Why is one a "nazi flag" while the other is just homage to the dead people who fought in a senseless war?
A fascinating, and irrelevant, straw man.
Neither flag, particularly, is enthralling in its history. However, the authentic battle flags at least have an excuse that you are memorializing those of your state or your relation who did what they perceived to be their duty. The flag is still distasteful as ultimately the symbol of the bizarre idea of a republic founded on preserving slavery, but it is also on some level defensible as a banner under which the future of mankind was expressed at Hampton Roads and Petersburg, great deeds were performed, and many died in what they thought was the defense of hearth and home. If someone chooses to fly an authentic flag over a memorial to Confederate dead or display it out of respect for ancestors who fell, this is something about which I think reasonable people can disagree. I am myself of two minds on the subject as this probably makes clear. (While I personally find it too distasteful to want to ever make a personal display, despite a family history that is mildly distinguished in its service to the Confederacy, I do not
necessarily have objection to others doing so. There are of course ways to quickly cause such objection to develop.)
The elongated version, as I commented before and which you have conveniently forgotten by the time of this post, does not actually match the naval ensign (stars and layout of them, also general shape of the rectangle) or anything save a prototype considered for the national flag of the Confederacy that was not selected, and was introduced to widespread use only in the late '50s and early '60s to provide a symbol for resistance to civil rights and the federal government. (Before that point only a single example existed.) The only people who died as result of that flag were black; the only way in which they died was at best "civil unrest" rather than "active combat". Its history includes no great acts of bravery or world-altering moments.
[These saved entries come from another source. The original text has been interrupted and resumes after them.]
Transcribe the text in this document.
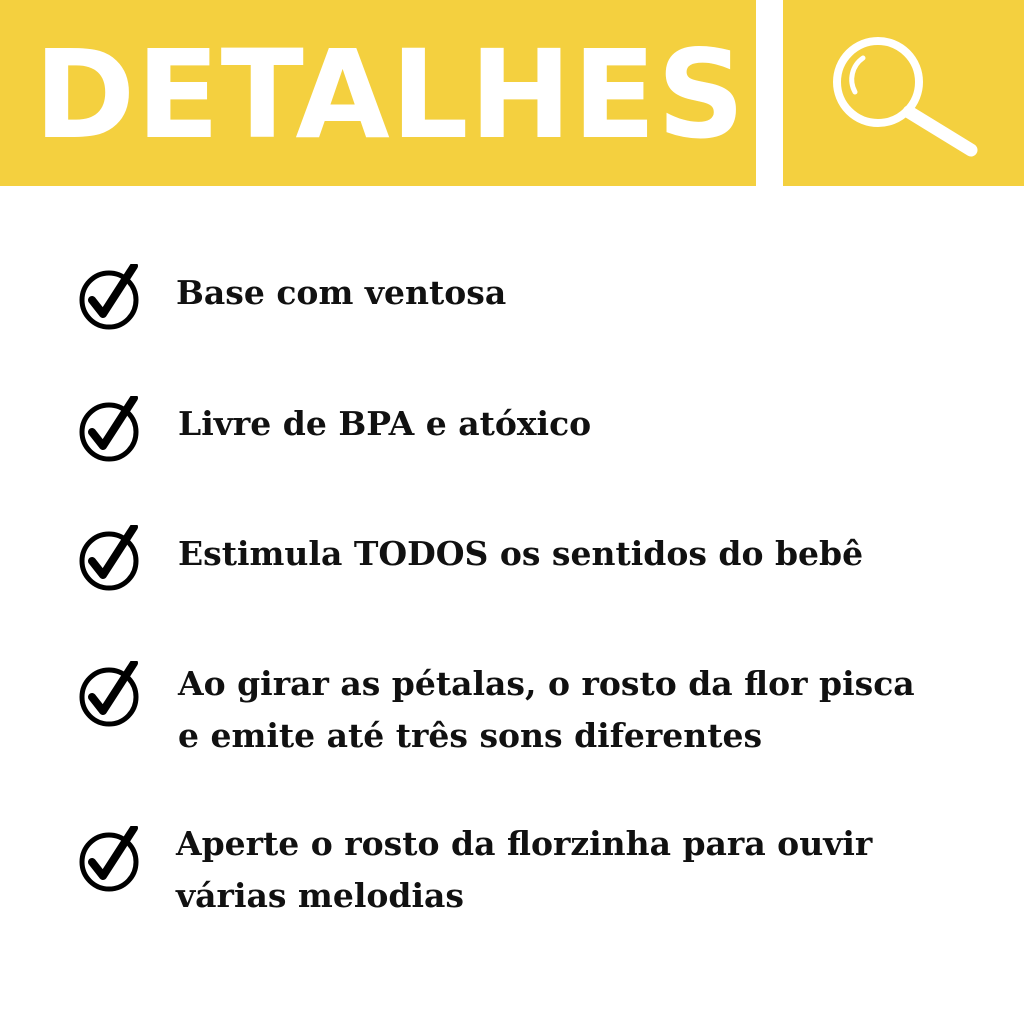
DETALHES
Base com ventosa
Livre de BPA e atóxico
Estimula TODOS os sentidos do bebê
Ao girar as pétalas, o rosto da flor pisca
e emite até três sons diferentes
Aperte o rosto da florzinha para ouvir
várias melodias
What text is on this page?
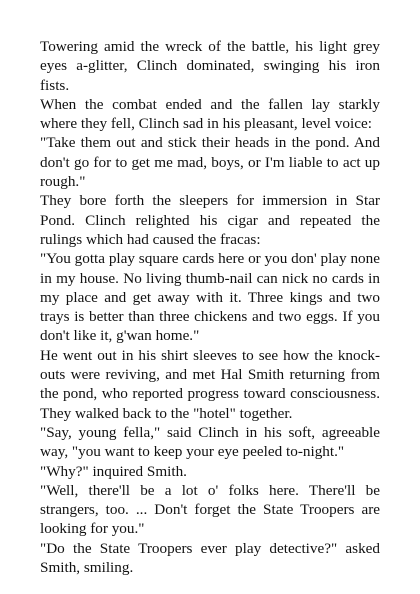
Towering amid the wreck of the battle, his light grey eyes a-glitter, Clinch dominated, swinging his iron fists.

When the combat ended and the fallen lay starkly where they fell, Clinch sad in his pleasant, level voice:

"Take them out and stick their heads in the pond. And don't go for to get me mad, boys, or I'm liable to act up rough."

They bore forth the sleepers for immersion in Star Pond. Clinch relighted his cigar and repeated the rulings which had caused the fracas:

"You gotta play square cards here or you don' play none in my house. No living thumb-nail can nick no cards in my place and get away with it. Three kings and two trays is better than three chickens and two eggs. If you don't like it, g'wan home."

He went out in his shirt sleeves to see how the knock-outs were reviving, and met Hal Smith returning from the pond, who reported progress toward consciousness. They walked back to the "hotel" together.

"Say, young fella," said Clinch in his soft, agreeable way, "you want to keep your eye peeled to-night."

"Why?" inquired Smith.

"Well, there'll be a lot o' folks here. There'll be strangers, too. ... Don't forget the State Troopers are looking for you."

"Do the State Troopers ever play detective?" asked Smith, smiling.
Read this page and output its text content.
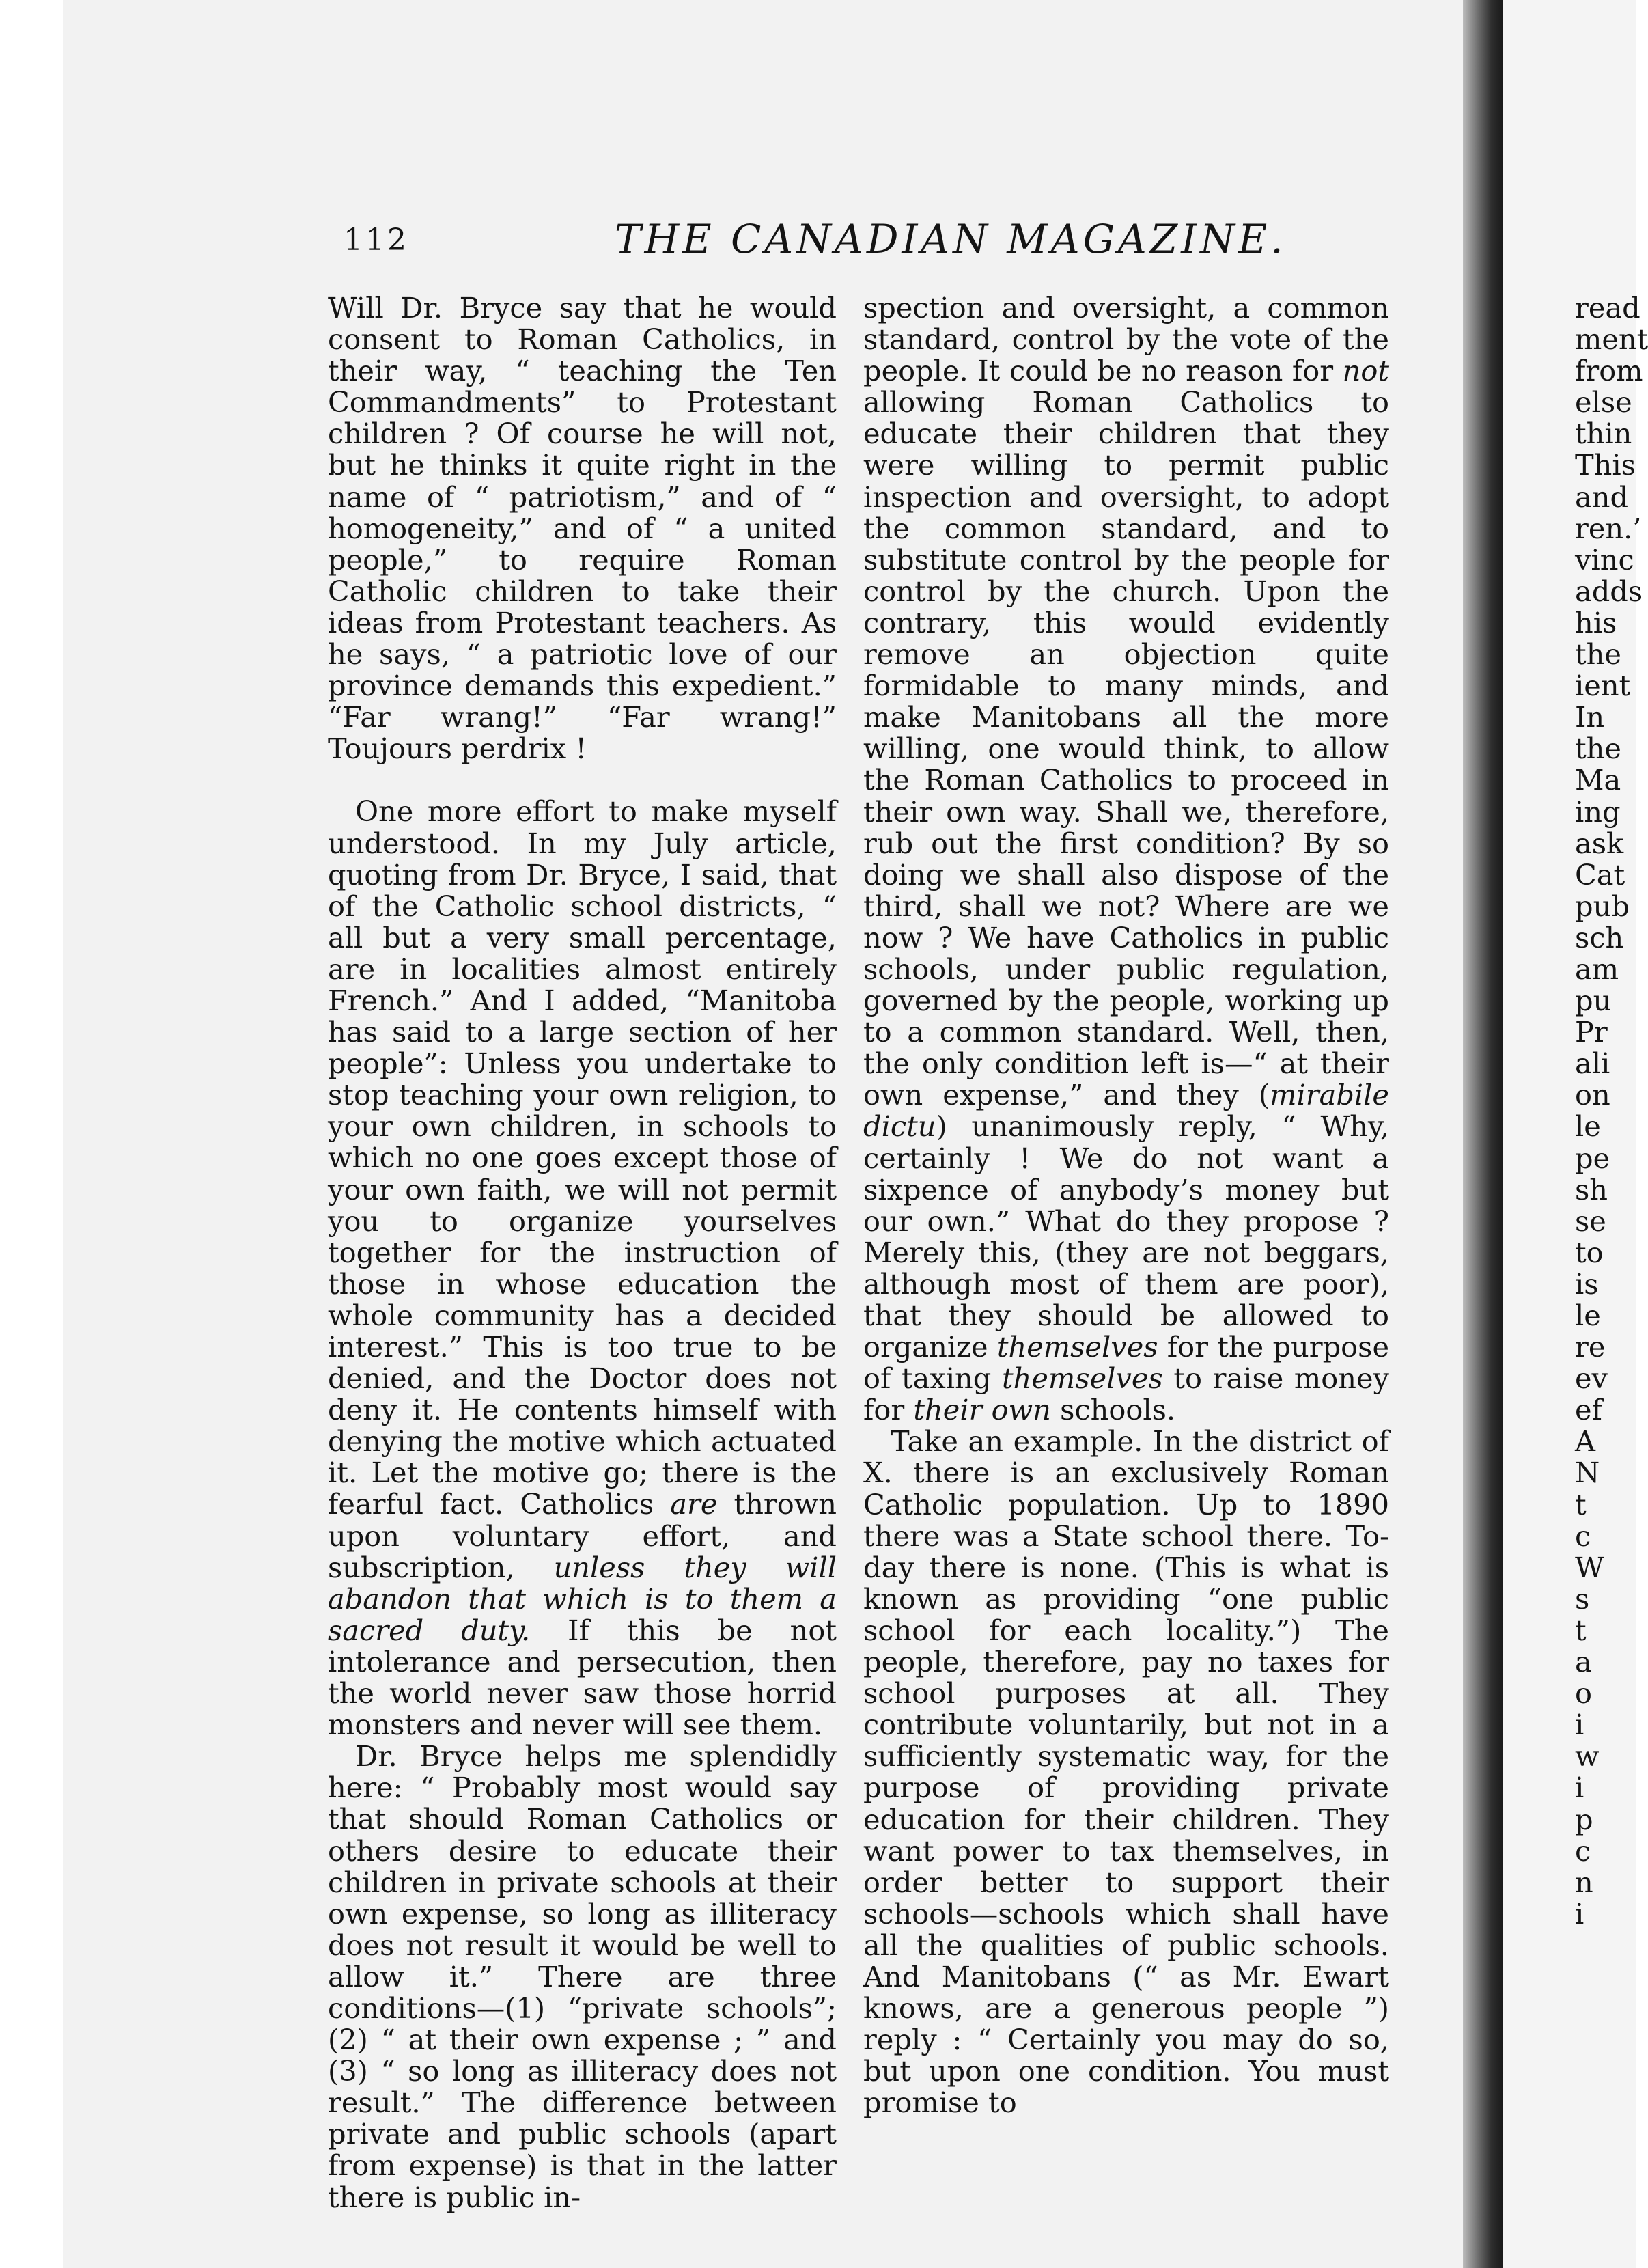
112	THE CANADIAN MAGAZINE.

Will Dr. Bryce say that he would consent to Roman Catholics, in their way, “ teaching the Ten Commandments” to Protestant children ? Of course he will not, but he thinks it quite right in the name of “ patriotism,” and of “ homogeneity,” and of “ a united people,” to require Roman Catholic children to take their ideas from Protestant teachers. As he says, “ a patriotic love of our province demands this expedient.” “Far wrang!” “Far wrang!” Toujours perdrix !

One more effort to make myself understood. In my July article, quoting from Dr. Bryce, I said, that of the Catholic school districts, “ all but a very small percentage, are in localities almost entirely French.” And I added, “Manitoba has said to a large section of her people”: Unless you undertake to stop teaching your own religion, to your own children, in schools to which no one goes except those of your own faith, we will not permit you to organize yourselves together for the instruction of those in whose education the whole community has a decided interest.” This is too true to be denied, and the Doctor does not deny it. He contents himself with denying the motive which actuated it. Let the motive go; there is the fearful fact. Catholics are thrown upon voluntary effort, and subscription, unless they will abandon that which is to them a sacred duty. If this be not intolerance and persecution, then the world never saw those horrid monsters and never will see them.

Dr. Bryce helps me splendidly here: “ Probably most would say that should Roman Catholics or others desire to educate their children in private schools at their own expense, so long as illiteracy does not result it would be well to allow it.” There are three conditions—(1) “private schools”; (2) “ at their own expense ; ” and (3) “ so long as illiteracy does not result.” The difference between private and public schools (apart from expense) is that in the latter there is public in-

spection and oversight, a common standard, control by the vote of the people. It could be no reason for not allowing Roman Catholics to educate their children that they were willing to permit public inspection and oversight, to adopt the common standard, and to substitute control by the people for control by the church. Upon the contrary, this would evidently remove an objection quite formidable to many minds, and make Manitobans all the more willing, one would think, to allow the Roman Catholics to proceed in their own way. Shall we, therefore, rub out the first condition? By so doing we shall also dispose of the third, shall we not? Where are we now ? We have Catholics in public schools, under public regulation, governed by the people, working up to a common standard. Well, then, the only condition left is—“ at their own expense,” and they (mirabile dictu) unanimously reply, “ Why, certainly ! We do not want a sixpence of anybody’s money but our own.” What do they propose ? Merely this, (they are not beggars, although most of them are poor), that they should be allowed to organize themselves for the purpose of taxing themselves to raise money for their own schools.

Take an example. In the district of X. there is an exclusively Roman Catholic population. Up to 1890 there was a State school there. To-day there is none. (This is what is known as providing “one public school for each locality.”) The people, therefore, pay no taxes for school purposes at all. They contribute voluntarily, but not in a sufficiently systematic way, for the purpose of providing private education for their children. They want power to tax themselves, in order better to support their schools—schools which shall have all the qualities of public schools. And Manitobans (“ as Mr. Ewart knows, are a generous people ”) reply : “ Certainly you may do so, but upon one condition. You must promise to

read
ment
from
else
thin
This
and
ren.’
vinc
adds
his
the
ient
In
the
Ma
ing
ask
Cat
pub
sch
am
pu
Pr
ali
on
le
pe
sh
se
to
is
le
re
ev
ef
A
N
t
c
W
s
t
a
o
i
w
i
p
c
n
i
The flag, as I have now pointed out twice, is not really a flag of the Confederate States of America. It has been imbued with that meaning as a defense, but it is not a meaning it has any legitimate title to.
And on the other hand, there is also the fact that even if it was accepted to be "a Confederate flag" it is not the flag those being memorialized supposedly would recognize or have fought under. While it is a dangerous thing to argue emotional attachment should necessarily make sense, I think that in general we can all agree that if we are attempting to be respectful it behooves us to do so with an eye towards performing respectful acts with the correct implements and behavior. It would be perceived as a grave insult by most veterans to fly the flag of the wrong nation or even the wrong service over war dead, yet that is in effect what is being done. A great deal of my contempt for the argument to preserve the elongated flag stems from this.